ZTE Zmax Pro będzie nowym phabletem z serii Zmax. Informacje na jego temat ujawnił Evan Blass z Venturebeat, którego na Twitterze znamy jako evleaks. Dopisek Pro w nazwie sugeruje nam, że telefon będzie lepszym modelem od starszych telefonów z tej serii i tak rzeczywiście będzie. ZTE Max i Max 2 miały ekrany o rozdzielczości HD (o przekątnej 5,5 i 5,7 cala). Natomiast Zmax Pro dostanie 6-calowy wyświetlacz o rozdzielczości zwiększonej do full HD (1080 x 1920 pikseli).
Sercem ZTE Zmax Pro ma być procesor Qualcomm Snapdragon 617. SoC składa się z ośmiu 64-bitowych rdzeni ARM Cortex-A53, które taktowane są zegarem do 1,5 GHz. Za obliczenia graficzne odpowiada tu układ Adreno 405. Procesor ma również wbudowany kontroler pamięci LPDDR3 933 MHz (jednokanałowy) i jest wytwarzany w 28-nanometrowym procesie technologicznym. Nie zabrakło także modemu LTE kat.7, a więc zapewniającego pobierania danych z prędkością do 300 Mbps (wysyłanie odbywa się z prędkością do 100 Mbps). Snapdragon 617 wspiera także szybkie ładowanie baterii (Qualcomm Quick Charge 3.0). Procesor wspomagany jest przez 2 GB pamięci operacyjnej RAM, ale zwiększeniu ulegnie pamięć flash na dane – z 16 GB do 32 GB.
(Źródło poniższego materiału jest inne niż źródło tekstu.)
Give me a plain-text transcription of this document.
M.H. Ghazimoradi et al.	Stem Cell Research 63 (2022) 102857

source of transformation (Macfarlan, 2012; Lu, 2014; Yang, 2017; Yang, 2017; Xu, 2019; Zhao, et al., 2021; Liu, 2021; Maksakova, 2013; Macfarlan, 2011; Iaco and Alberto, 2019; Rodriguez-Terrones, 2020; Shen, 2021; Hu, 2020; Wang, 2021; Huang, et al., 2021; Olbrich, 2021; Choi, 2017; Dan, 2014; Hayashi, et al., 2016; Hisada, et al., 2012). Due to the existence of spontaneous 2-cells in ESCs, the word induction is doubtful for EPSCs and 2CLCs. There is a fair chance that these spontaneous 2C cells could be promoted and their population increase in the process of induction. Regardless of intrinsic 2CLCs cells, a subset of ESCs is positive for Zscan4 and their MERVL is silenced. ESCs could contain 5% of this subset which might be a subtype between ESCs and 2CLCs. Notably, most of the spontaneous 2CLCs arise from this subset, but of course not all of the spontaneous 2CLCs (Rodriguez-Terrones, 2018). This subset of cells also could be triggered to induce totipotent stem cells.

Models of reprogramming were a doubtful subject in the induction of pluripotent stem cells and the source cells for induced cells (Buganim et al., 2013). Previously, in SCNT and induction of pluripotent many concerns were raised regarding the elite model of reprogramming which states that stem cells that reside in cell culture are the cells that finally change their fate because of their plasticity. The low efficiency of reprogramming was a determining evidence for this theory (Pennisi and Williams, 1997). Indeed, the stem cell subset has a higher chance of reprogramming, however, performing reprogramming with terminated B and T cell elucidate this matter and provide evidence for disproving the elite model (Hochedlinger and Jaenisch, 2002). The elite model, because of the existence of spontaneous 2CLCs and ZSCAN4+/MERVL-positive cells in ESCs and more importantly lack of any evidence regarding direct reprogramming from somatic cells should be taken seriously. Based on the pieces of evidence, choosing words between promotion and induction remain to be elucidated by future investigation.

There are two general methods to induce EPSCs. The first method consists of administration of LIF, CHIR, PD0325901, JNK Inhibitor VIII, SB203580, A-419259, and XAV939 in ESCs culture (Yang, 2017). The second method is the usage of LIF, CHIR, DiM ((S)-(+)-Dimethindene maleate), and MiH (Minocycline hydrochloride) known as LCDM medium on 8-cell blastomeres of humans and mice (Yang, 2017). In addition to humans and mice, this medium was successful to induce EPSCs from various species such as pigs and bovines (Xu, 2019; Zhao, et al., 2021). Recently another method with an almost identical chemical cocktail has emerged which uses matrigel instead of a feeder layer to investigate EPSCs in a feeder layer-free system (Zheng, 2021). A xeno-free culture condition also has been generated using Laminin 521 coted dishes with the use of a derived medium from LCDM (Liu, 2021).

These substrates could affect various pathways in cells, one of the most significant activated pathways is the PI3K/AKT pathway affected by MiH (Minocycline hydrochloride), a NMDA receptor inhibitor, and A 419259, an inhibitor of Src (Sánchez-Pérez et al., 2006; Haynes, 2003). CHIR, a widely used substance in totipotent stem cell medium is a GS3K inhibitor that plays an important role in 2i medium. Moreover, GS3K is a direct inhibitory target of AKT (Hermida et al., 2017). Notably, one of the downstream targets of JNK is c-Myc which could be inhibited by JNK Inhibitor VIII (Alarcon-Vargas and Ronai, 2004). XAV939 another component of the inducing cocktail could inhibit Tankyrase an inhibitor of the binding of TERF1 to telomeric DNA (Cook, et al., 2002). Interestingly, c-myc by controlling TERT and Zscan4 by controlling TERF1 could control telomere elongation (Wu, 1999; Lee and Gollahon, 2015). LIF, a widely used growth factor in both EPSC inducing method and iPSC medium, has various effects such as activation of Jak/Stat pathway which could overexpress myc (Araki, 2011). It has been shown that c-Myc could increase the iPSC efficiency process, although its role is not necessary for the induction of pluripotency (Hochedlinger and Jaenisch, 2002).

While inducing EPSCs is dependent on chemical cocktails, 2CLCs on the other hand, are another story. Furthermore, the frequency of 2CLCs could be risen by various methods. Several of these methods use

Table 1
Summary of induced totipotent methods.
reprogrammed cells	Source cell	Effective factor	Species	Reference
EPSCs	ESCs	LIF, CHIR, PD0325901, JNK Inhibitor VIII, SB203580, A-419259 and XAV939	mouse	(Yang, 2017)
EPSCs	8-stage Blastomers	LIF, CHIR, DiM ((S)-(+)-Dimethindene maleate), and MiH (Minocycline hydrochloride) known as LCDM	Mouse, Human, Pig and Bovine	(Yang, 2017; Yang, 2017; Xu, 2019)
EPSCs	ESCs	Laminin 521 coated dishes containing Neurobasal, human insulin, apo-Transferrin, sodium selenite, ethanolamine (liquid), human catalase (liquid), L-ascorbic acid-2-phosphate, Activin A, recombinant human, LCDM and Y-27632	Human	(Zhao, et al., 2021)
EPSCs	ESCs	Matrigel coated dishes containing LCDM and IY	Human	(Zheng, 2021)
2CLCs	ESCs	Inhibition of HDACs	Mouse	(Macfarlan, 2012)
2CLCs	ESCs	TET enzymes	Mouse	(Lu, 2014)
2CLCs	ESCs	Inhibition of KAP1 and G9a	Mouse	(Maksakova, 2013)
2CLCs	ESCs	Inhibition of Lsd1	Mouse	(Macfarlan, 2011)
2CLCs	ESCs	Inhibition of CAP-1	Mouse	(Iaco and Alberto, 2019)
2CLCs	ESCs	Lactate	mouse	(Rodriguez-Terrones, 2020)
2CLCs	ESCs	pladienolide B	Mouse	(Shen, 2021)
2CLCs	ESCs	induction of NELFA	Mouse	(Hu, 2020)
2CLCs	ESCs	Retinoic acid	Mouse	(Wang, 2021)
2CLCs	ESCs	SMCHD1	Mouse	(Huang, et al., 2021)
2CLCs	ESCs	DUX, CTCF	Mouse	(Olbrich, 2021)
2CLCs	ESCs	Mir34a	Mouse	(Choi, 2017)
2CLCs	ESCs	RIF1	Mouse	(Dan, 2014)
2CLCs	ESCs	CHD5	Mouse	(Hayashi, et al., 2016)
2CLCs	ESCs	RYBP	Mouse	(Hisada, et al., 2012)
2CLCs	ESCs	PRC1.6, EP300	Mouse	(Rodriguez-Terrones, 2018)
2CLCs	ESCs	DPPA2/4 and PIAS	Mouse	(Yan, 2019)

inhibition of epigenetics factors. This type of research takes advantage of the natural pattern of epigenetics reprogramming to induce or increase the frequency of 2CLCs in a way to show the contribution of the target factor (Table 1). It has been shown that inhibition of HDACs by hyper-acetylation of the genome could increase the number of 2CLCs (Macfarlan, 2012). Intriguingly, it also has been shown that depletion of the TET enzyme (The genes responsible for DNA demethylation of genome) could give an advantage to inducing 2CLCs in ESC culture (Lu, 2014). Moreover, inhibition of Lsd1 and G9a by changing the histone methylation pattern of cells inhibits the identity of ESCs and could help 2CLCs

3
ZTE Zmax Pro ma także przednią kamerkę 5 Mpix do wideo rozmów i selfie, a z tyłu umieszczono podwójny aparat fotograficzny. Pierwszy z obiektywów ma matrycę 13 Mpix. Natomiast drugi tylko 2 Mpix i służy do robienia szerokokątnych fotografii. Widzimy także diodę doświetlającą LED. Natomiast pod ekranem możemy dostrzec przyciski pojemnościowe. Telefon ma także modem LTE zgodny z amerykańskimi sieciami komórkowymi. Z informacji przekazanych przez Blassa wynika, że Zmax Pro ma także skaner linii papilarnych. Na fotce nie widać tego elementu. To oznacza, że ZTE mogło umieścić skaner na bocznym przycisku. Podobnie uczyniło Sony w Xperiach. Dowiadujemy się także, iż premiera nowego phabletu ZTE ma odbyć się latem, ale jego cena na razie nie jest znana.
ZTE Zmax Pro zapowiada się ciekawie i jego cena z pewnością nie będzie wygórowana. Tym bardziej, że Zmax 2 kosztuje w Stanach Zjednoczonych tylko 150 dolarów. Oczywiście, nie ma pewnością, że Zmax Pro pojawi się w Europie. Evan Blass wspomina tylko o amerykańskiej premierze, m.in. u operatora T-Mobile.